АА: Могло быть. Мы так не думали, но, вот сейчас я думаю об этом, что, если сейчас я бы поставил задачу такую? Мне реально было бы это интересно.
СК: Ну, мы же костюмы когда выбирали, у нас был образ: давай оденемся как обыватели из Канады. Почему-то у нас был такой образ…

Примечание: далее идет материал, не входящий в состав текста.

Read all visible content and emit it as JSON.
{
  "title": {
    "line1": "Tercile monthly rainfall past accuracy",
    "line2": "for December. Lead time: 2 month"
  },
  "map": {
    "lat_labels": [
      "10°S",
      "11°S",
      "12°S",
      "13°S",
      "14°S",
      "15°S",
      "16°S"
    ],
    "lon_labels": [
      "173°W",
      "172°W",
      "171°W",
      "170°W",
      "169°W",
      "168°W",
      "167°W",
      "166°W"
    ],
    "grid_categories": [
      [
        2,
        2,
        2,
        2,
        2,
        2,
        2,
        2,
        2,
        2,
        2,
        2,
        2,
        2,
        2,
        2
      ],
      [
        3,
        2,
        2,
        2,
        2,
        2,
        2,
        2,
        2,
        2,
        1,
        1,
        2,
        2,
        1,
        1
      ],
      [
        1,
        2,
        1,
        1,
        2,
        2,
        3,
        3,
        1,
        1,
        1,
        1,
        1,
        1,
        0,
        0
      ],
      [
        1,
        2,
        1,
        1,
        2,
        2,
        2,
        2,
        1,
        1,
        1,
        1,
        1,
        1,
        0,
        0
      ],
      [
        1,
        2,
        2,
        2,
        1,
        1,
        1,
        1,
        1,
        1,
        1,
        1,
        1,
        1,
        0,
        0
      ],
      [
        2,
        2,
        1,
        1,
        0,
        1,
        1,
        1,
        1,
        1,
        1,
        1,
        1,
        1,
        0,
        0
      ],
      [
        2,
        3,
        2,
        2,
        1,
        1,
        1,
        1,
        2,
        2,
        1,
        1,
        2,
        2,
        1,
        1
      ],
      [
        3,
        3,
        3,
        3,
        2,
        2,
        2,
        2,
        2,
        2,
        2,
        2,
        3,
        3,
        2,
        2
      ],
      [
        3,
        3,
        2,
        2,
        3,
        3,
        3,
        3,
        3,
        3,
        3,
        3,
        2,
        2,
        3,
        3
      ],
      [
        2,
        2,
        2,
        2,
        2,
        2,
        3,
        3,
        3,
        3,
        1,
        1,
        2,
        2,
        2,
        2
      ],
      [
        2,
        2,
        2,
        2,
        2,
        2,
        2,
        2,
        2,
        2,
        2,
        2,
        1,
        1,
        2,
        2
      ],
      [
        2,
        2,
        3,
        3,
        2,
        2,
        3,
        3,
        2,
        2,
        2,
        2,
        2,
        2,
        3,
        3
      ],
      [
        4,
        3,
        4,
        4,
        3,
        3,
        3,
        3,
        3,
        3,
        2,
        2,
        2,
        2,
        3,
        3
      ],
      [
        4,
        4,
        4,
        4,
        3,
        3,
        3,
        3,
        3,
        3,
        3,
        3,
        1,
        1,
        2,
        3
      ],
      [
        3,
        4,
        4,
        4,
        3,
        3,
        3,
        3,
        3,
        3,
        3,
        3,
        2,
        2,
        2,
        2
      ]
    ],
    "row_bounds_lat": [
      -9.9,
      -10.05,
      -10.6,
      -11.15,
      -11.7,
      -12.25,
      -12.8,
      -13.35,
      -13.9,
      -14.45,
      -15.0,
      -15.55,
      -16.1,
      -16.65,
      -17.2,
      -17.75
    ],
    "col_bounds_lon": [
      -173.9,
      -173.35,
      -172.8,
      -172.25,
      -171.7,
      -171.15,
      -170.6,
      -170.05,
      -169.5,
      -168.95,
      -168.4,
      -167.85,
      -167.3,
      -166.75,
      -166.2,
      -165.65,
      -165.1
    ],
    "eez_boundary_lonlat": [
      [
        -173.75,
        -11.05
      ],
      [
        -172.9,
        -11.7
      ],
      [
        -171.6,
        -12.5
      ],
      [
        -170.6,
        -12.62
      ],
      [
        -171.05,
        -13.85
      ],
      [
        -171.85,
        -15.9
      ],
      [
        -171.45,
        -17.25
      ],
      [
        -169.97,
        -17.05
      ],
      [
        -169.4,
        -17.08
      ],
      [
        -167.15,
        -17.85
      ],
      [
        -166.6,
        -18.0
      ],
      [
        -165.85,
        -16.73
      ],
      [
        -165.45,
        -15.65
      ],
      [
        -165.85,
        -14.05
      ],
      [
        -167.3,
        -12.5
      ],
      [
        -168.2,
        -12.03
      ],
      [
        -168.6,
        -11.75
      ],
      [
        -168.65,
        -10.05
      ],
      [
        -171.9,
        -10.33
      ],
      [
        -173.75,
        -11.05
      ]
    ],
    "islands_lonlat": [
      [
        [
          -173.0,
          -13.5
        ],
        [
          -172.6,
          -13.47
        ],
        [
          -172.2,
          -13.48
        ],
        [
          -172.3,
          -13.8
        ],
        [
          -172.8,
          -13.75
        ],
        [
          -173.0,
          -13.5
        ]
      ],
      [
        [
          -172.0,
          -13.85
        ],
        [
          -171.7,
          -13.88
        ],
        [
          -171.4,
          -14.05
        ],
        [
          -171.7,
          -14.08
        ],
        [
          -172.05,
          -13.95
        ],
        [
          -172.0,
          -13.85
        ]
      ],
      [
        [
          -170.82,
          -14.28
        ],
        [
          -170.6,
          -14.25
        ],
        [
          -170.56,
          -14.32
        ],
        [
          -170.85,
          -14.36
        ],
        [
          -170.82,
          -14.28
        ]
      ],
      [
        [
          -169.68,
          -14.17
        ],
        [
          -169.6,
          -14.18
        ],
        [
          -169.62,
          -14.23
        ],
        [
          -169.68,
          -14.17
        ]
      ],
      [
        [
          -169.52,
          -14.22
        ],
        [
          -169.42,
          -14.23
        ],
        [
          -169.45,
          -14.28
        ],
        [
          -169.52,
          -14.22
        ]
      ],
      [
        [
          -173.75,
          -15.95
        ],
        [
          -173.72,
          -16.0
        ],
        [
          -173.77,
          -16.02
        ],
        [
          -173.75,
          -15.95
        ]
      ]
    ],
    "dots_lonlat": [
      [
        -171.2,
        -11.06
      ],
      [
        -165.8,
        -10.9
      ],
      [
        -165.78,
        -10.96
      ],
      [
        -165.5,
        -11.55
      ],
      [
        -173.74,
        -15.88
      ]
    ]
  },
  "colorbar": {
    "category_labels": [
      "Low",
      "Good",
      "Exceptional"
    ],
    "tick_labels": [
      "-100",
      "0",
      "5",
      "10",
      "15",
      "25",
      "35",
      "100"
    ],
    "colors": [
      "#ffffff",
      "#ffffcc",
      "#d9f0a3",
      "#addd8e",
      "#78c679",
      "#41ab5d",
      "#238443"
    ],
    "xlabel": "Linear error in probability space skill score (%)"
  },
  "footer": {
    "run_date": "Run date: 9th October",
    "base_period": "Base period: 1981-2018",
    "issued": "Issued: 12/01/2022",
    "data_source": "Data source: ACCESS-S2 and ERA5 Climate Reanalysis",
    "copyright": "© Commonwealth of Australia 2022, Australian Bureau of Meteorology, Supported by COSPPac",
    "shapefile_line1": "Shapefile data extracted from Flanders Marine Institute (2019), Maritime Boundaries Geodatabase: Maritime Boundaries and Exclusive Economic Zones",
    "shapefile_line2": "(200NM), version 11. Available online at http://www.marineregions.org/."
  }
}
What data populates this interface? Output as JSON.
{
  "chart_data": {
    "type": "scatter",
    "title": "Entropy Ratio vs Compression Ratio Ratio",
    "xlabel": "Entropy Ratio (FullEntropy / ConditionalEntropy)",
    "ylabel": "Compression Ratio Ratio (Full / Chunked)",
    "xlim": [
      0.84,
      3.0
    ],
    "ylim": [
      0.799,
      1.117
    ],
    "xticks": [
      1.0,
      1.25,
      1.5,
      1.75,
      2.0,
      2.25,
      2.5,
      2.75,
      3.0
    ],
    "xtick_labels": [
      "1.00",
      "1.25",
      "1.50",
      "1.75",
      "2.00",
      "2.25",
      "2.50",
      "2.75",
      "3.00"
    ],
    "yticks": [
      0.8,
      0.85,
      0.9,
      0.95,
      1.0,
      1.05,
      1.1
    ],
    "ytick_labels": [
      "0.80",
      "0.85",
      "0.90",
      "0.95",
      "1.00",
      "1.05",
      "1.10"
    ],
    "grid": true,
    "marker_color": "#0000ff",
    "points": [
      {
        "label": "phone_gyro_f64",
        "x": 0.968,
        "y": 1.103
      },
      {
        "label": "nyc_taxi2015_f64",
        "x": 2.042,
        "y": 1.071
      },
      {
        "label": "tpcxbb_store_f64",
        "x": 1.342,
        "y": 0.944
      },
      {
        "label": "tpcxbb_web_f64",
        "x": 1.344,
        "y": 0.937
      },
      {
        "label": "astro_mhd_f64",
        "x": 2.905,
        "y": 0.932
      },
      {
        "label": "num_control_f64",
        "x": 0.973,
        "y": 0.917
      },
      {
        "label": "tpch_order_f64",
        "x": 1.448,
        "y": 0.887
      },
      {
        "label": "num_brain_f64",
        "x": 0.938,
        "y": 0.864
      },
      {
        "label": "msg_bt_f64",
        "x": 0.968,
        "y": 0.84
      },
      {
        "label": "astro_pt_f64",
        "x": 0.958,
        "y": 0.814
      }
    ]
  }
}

АА: Все, что связано с костюмами, нас вообще это трогало, потому что это вообще легче всего. Надел какую-то вещь, и все, зрителю все понятно. И все как бы нормально. «Ты все понял, все, расслабься, больше не приставай с вопросами». Мне кажется, тогда все равно еще было… Смешно про это говорить, но мы все-таки на этой территории, я имею в виду Россию или СНГ. Есть тут такое представление, такая традиция, что люди, которые занимаются или думают, что занимаются, искусством, они немножко такие духоборцы. Чтобы непросто так, чтоб как минимум Поэт и Гражданин. Но ни в коем случае не как просто такой же человек, как врач, сапожник, портной. И как только возникает этот, так называемый, диалог — а потребность в нем всегда была — то все равно это некое: ну, что вы можете спросить? Вы ж все равно не понимаете этой тонкости. Я просто еще вспоминаю свои рефлексии очень мощные в связи с этими, так называемыми, беседами. С одной стороны, тебе любопытно услышать людей, но ты готов слышать только какие-то позитивные вещи, а остальное, мало того, что ты не слышишь, ты категорически против, и объясняешь, что вы просто ошибаетесь…
СК: …вы просто не поняли…
АА: …вы просто ошибаетесь! то, что я делаю, это очень хорошо…
СК: …если вам не понравилось, вы просто не поняли…
О ЗРИТЕЛЯХ И КРИТИКАХ.
Анна Кравченко: Ну, это очень тяжело продолжать дискуссию, когда ты чувствуешь, что нет участия.
АА: Да, когда нет интереса в этом. Мы же заняты тем, что мы хотим поддержать этот воланчик, а не тем, что я сильнее ударю сейчас, попробуй поймай. А тут же ситуация: я сильнее ударю, я сейчас так покажу, что ты офигеешь просто! я сейчас такой спектакль покажу! я сейчас такую тему подниму!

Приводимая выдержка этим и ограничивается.